The invasion and VM formation of esophageal cancer cells increased after irradiation. Meanwhile, rh-Endo could reverse this process. Regardless of the fact that we found the PTEN/AKT/GSK-3β signaling pathway involved, how the irradiated cancer cells sent messages to the cells surrounded remains to be further studied. Membrane-derived extracellular vesicles (EVs) (i.e., exosomes) are small vesicles with sizes ranging from 30 to 120 nm. Exosomes vary in cell type and mechanism of biogenesis [30]. Knowledge of secretome components that influence EMT including secreted proteins/peptides and exosomes has emerged. Exosomes mediate intercellular communication and direct integral facets of carcinogenesis that include EMT, invasion, migration, angiogenesis, and metastasis [31, 32]. In another research of ours, exosomes were extracted from irradiated esophageal cancer cells supernatant, then added these exosomes to non-irradiated cancer cells. To our great surprise, the ability of VM formation and invasion in ESCC were promoted compared with a control group, which indicated exosomes the irradiated cancer cells secreted were involved in the EMT caused by radiotherapy. How exosomes regulate the EMT after irradiation needs more experimental results to reveal.

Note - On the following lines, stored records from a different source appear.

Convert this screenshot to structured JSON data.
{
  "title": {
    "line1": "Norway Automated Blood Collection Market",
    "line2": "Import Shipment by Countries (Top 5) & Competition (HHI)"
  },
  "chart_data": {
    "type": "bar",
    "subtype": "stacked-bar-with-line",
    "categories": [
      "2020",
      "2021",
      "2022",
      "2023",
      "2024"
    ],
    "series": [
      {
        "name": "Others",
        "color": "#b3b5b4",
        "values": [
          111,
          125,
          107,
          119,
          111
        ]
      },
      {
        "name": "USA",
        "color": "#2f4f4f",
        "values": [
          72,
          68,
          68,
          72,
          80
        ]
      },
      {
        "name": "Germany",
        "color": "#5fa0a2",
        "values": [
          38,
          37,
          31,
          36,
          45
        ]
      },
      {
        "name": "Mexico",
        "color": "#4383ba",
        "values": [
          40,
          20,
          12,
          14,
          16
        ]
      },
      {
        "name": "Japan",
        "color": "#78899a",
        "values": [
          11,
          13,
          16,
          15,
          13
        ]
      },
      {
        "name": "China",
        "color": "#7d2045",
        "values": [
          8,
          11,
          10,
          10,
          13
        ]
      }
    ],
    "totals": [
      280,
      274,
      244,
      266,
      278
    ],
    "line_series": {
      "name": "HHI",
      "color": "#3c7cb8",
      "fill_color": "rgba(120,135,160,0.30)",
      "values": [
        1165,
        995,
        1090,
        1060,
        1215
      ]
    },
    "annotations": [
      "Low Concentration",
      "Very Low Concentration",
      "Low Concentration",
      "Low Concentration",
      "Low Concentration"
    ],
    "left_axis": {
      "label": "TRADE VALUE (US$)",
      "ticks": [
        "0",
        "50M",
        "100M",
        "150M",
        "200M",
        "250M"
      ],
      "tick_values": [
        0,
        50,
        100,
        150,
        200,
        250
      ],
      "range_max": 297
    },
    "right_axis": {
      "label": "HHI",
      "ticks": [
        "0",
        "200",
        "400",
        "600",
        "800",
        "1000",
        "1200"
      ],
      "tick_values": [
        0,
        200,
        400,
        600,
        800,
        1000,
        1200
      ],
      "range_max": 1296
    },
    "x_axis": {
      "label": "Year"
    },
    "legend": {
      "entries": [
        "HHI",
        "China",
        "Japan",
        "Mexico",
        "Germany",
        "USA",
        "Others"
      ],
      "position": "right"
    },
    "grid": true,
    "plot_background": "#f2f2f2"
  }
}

In conclusion, this study provided in vitro evidence that rh-Endo combined with radiotherapy inhibited migration, invasion, and VM formation of ESCC, indicating that rh-Endo probably suppresses metastasis of esophageal cancer, though it did not enhance the radiosensitivity of ESCC directly. This phenomenon is associated with the up-regulation of expression of PTEN and E-cadherin, down-regulation of expression of p-AKT, p-GSK3β, and Snail. We will continually find the value of rh-Endo combined with radiotherapy on clinical application.